Austerity revolt shakes Europe
Elections over the weekend have pushed Europe and the euro, and the global economy, to the brink - or abyss - of yet another dangerous crisis. The people have spoken, not merely in France but also in Greece and Britain and even in Germany.
Their message is loud and clear: we have had enough of destructive job-killing austerity and want to get back to growth as the driving force of economies. Francois Hollande declared in his victory speech, that 'austerity is not inevitable' and his win over Nicolas Sarkozy - which has grabbed most of the headlines - was a harbinger of change across Europe. It is hard to be optimistic. There is no obvious leader in Europe - or in the world - who has a global vision, let alone one who has the personality and the political skills to transcend narrow national views to work out an economic and financial programme that would work across borders.

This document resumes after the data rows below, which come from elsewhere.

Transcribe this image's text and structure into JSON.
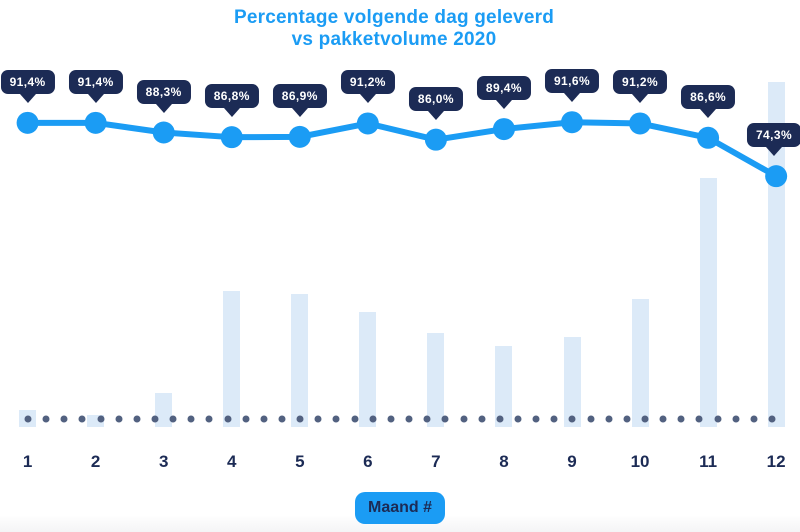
{
  "title": {
    "line1": "Percentage volgende dag geleverd",
    "line2": "vs pakketvolume 2020"
  },
  "x_axis": {
    "badge_label": "Maand #",
    "months": [
      "1",
      "2",
      "3",
      "4",
      "5",
      "6",
      "7",
      "8",
      "9",
      "10",
      "11",
      "12"
    ]
  },
  "chart_data": {
    "type": "line+bar",
    "title": "Percentage volgende dag geleverd vs pakketvolume 2020",
    "xlabel": "Maand #",
    "legend_position": "none",
    "grid": "off",
    "categories": [
      1,
      2,
      3,
      4,
      5,
      6,
      7,
      8,
      9,
      10,
      11,
      12
    ],
    "series": [
      {
        "name": "Percentage volgende dag geleverd",
        "type": "line",
        "unit": "%",
        "values": [
          91.4,
          91.4,
          88.3,
          86.8,
          86.9,
          91.2,
          86.0,
          89.4,
          91.6,
          91.2,
          86.6,
          74.3
        ],
        "labels": [
          "91,4%",
          "91,4%",
          "88,3%",
          "86,8%",
          "86,9%",
          "91,2%",
          "86,0%",
          "89,4%",
          "91,6%",
          "91,2%",
          "86,6%",
          "74,3%"
        ],
        "ylim": [
          70,
          95
        ]
      },
      {
        "name": "Pakketvolume",
        "type": "bar",
        "unit": "relative, max month = 100",
        "values": [
          4.9,
          3.5,
          9.9,
          39.4,
          38.6,
          33.3,
          27.2,
          23.5,
          26.1,
          37.1,
          72.2,
          100
        ]
      }
    ],
    "colors": {
      "accent_blue": "#1B9CF4",
      "navy": "#1C2B55",
      "bar_fill": "#DCEAF8",
      "baseline_dot": "#526180",
      "background": "#FFFFFF",
      "footer_strip": "#F4F4F6"
    }
  }
}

Markets took a gloomy view. Asian stock markets fell heavily as did the Standard & Poor's futures index, the euro fell to a three-month low, and the Japanese yen, as the safe haven currency, rose.
Hollande's victory by 52 to 48 per cent over Sarkozy was expected, but France's president-elect is still an unknown quantity. He is more modest than Sarkozy, who pranced across the world stage like a show pony. Former president Jacques Chirac derided Hollande as 'less known than [president Francois] Mitterrand's labrador dog'; Hollande turned the insult into a publicity bonus for him.

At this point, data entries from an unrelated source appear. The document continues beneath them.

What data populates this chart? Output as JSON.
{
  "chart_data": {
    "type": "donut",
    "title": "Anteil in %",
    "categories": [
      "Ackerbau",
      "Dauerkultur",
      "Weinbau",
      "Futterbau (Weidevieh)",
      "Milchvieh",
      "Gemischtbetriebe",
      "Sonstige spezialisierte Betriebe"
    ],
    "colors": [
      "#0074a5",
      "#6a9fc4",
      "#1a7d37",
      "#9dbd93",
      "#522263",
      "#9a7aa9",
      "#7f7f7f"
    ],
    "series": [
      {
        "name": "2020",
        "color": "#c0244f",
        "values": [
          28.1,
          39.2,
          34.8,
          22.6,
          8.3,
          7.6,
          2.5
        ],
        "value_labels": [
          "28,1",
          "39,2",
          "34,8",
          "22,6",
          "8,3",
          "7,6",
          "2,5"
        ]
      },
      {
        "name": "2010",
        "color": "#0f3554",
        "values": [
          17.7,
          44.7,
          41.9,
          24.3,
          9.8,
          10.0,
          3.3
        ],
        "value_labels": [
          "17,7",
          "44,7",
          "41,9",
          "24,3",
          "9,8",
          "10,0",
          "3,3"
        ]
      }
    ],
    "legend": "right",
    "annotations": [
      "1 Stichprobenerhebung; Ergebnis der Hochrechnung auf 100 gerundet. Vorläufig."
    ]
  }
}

Hollande is popularly known as 'the marshmallow', even though he has recently shed some of his flab. He will take over a country with unemployment at the highest level for 12 years and with unsustainable debts.
Some commentators say that in practice Hollande will not be as much a firebrand as his reputation. He is after all an enarque, that is a graduate of the Ecole Nationale d'Administration, the French graduate school that has a quasi-monopoly on elite administrators, so Hollande is very much part of France Inc.
But he is caught between the demands of the French people and the adamantine opposition of Germany against changes to the European stability pact. As of last week, when it was clear Hollande would win, the best Berlin was prepared to offer was a velvet glove to soften the iron fist of austerity. Wolfgang Sch?uble, Germany's finance minister, said: 'Everybody who gets freshly elected into office must be able to save face, so we will discuss this with Hollande in a very friendly way. But we won't change our principles.'
German Chancellor Dr Angela Merkel, who had shared a campaign platform with Sarkozy in his bid for re-election, stuck to her guns at a conference in Berlin last month, saying that: 'You can't spend more than you take in. You can't live your whole life this way. Everybody knows this.'
Other commentators said the weak French economy would not allow Hollande much leeway. Fredrik Erixon, head of the European Centre for International Political Economy in Brussels, told Bloomberg: 'Merkel is just going to lean back and watch Hollande jump into icy water and try to swim. He'll soon realise his predicament because financial markets are going to do to France what the French electorate didn't do.'
The French are not alone in expressing their opposition to austerity. The coalition government of British Prime Minister David Cameron took a hammering in local elections last week, losing hundreds of seats to Labour in a vote of opposition to the cutbacks that have sent the country back into recession. Britain is not a member of the euro and not a member of the inner European club.
The coalition government of the Netherlands last month fell because of opposition to budget austerity measures after only 558 days in office. Austerity opponents have hit the streets in Italy, Portugal and Spain.
But the most defiant vote against austerity came from Greece. In parliamentary elections, voters left no party in a position to form a government, smashing those who had gone along with the deficit reduction policies demanded by their international creditors, and supporting far-right and far-left parties.
Anthonis Samaros, leader of New Democracy, which secured the biggest share of the vote, just 19.7 per cent, wants to stay in the euro but renegotiate the deal with creditors. Alexis Tsipras, leader of the second-biggest party, Syriza, a coalition of radical left and green groups, which took 16.6 per cent of the vote, declared the vote was 'a humiliating defeat' for the policies of Merkel.
Growing numbers of economists sympathise with the revolt against austerity. In a paper for policy portal Vox EU, Charles Wyplosz wrote: 'Citizens rightly feel that sacrifices do not deliver the promised results. Even the IMF, long criticised for its stern advocacy of procyclical austerity, is now asking that Eurozone nations that can to 'go slow' ... We are left to casual empiricism and lessons from history, both of which show that procyclical fiscal policies are bad, especially when monetary policy is not available any more.'
He makes a sensible claim that the proper solution must 'combine debt restructuring, front-loaded collective fiscal expansion and long-run unbreakable commitments to fiscal discipline'. But where is any politician who understands what this entails, let alone has the power to promote a workable scheme and the votes to get it accepted?